The government should support design education if it wants top-class results, says Julian Lewis
My dad cut the top off his breakfast egg
with a flourish and a knife
And said ‘World class, Ian lad: world class!’
Maybe that’s all you need: flourish, optimism,
and something sharp
To shape your dreams
This extract from Ian McMillan’s charming poem ‘Welcome to a World Class Place’, commissioned by CABE to mark the recent launch of ‘World Class Places’, the government’s strategy for improving quality of place, usefully brings the high tone of the strategy to the breakfast table, and down to earth. Who wants a world class place? Is the benchmark for success really a tourist destination? When everywhere is designed to be exceptional, what happens to all the places between?

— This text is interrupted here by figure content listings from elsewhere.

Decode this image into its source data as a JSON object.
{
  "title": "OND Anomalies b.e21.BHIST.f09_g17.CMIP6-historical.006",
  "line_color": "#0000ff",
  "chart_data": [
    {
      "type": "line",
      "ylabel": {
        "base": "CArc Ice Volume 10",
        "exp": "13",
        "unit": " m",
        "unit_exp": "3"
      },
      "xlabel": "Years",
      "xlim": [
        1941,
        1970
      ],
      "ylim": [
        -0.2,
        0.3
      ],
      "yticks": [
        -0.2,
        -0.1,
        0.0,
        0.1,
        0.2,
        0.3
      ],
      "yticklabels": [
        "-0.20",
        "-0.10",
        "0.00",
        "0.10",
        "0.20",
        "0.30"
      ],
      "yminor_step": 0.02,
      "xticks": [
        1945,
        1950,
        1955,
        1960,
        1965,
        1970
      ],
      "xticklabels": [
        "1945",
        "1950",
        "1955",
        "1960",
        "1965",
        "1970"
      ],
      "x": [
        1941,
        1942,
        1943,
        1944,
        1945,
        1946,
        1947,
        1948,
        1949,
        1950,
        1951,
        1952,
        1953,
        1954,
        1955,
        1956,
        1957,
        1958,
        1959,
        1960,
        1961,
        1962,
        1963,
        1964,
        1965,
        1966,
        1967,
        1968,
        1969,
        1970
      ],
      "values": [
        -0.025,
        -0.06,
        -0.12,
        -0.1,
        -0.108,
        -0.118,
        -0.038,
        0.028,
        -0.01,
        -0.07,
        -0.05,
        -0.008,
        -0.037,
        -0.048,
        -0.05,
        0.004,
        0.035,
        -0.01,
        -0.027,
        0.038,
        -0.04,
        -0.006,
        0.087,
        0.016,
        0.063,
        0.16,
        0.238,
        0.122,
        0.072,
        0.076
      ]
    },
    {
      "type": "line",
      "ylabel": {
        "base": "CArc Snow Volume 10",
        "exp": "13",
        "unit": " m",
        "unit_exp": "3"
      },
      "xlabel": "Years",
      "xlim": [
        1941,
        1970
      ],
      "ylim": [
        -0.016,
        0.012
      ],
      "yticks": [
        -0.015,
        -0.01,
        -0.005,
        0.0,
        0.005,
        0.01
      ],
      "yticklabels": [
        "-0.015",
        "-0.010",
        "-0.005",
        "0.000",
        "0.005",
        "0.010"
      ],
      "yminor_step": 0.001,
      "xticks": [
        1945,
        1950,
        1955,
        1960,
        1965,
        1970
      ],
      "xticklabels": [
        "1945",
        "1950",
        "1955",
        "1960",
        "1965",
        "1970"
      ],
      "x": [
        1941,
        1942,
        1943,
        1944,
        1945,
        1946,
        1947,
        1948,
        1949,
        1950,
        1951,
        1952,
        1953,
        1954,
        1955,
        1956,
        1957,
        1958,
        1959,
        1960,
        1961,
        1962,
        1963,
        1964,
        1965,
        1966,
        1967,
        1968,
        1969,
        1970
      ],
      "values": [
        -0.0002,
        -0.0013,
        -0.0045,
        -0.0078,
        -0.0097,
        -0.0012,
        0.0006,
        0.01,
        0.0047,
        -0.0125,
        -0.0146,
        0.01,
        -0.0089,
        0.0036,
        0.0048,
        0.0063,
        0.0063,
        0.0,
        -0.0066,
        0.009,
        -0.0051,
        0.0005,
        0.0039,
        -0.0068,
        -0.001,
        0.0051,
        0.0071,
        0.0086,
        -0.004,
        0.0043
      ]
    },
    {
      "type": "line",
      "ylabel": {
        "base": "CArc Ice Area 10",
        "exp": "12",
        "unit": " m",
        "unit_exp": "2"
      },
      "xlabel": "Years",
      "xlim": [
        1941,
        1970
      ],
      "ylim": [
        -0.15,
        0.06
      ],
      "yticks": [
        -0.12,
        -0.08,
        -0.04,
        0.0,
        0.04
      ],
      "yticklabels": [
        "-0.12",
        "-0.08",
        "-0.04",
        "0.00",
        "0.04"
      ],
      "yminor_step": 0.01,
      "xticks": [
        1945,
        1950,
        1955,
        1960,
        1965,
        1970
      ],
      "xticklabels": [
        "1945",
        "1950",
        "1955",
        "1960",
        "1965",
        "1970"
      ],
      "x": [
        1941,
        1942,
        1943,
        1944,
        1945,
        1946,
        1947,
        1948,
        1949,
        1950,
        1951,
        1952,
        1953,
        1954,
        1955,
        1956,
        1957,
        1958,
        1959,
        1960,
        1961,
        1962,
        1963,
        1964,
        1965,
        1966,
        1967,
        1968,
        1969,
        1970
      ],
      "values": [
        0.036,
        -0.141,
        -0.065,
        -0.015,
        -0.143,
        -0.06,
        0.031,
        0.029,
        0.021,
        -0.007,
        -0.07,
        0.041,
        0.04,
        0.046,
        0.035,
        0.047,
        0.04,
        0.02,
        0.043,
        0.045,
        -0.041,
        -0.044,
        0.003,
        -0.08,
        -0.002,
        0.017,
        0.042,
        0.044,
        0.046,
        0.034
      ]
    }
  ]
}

There are so many recent guidance documents for places, including CABE’s own recent ‘Open Space Strategies’, that one faces a risk of guidance overload. Nevertheless, this abundance means that attention is being directed towards improving what confronts all of us – our public realm. The government’s strategy is therefore to be welcomed.
But what does it actually demand? Almost every page of the strategy document seeks ‘quality’. But ‘quality’ means everything from low maintenance to happiness. In order to be able to define success, we need to scrutinise the qualities of ‘quality’, to understand not just how to design new set-piece spaces, but to work with existing conditions that would benefit from physical change.
To do this requires not only precision in understanding places and communities, but precision in meshing design with conceptual and spatial clarity.
At Bermondsey Square, a public realm design delivered by East Architects as part of a mixed-use development, we made it a priority to ensure that overlapping areas of ownership between private, borough and Transport for London sites were negotiated carefully to enable continuity of material, paving bond and lights fixed to buildings.Getting these overlaps and edges right means coercing those responsible for ownership and maintenance to agree on shared outcomes, which, although difficult to achieve, is perhaps the most important and most challenging part of any public realm project. This complexity of places and players is intrinsic to the day-to-day reality of ordinary spaces.
Among other sound proposals in the government guidance is a requirement to bring together planners, heritage officers, highways officers, designers and local leaders to deliver places. But what could the government actually do to encourage this? One way would be to support design education, not just in universities, but in schools. Then the very high quality of design that is asked for might stand a chance of being delivered.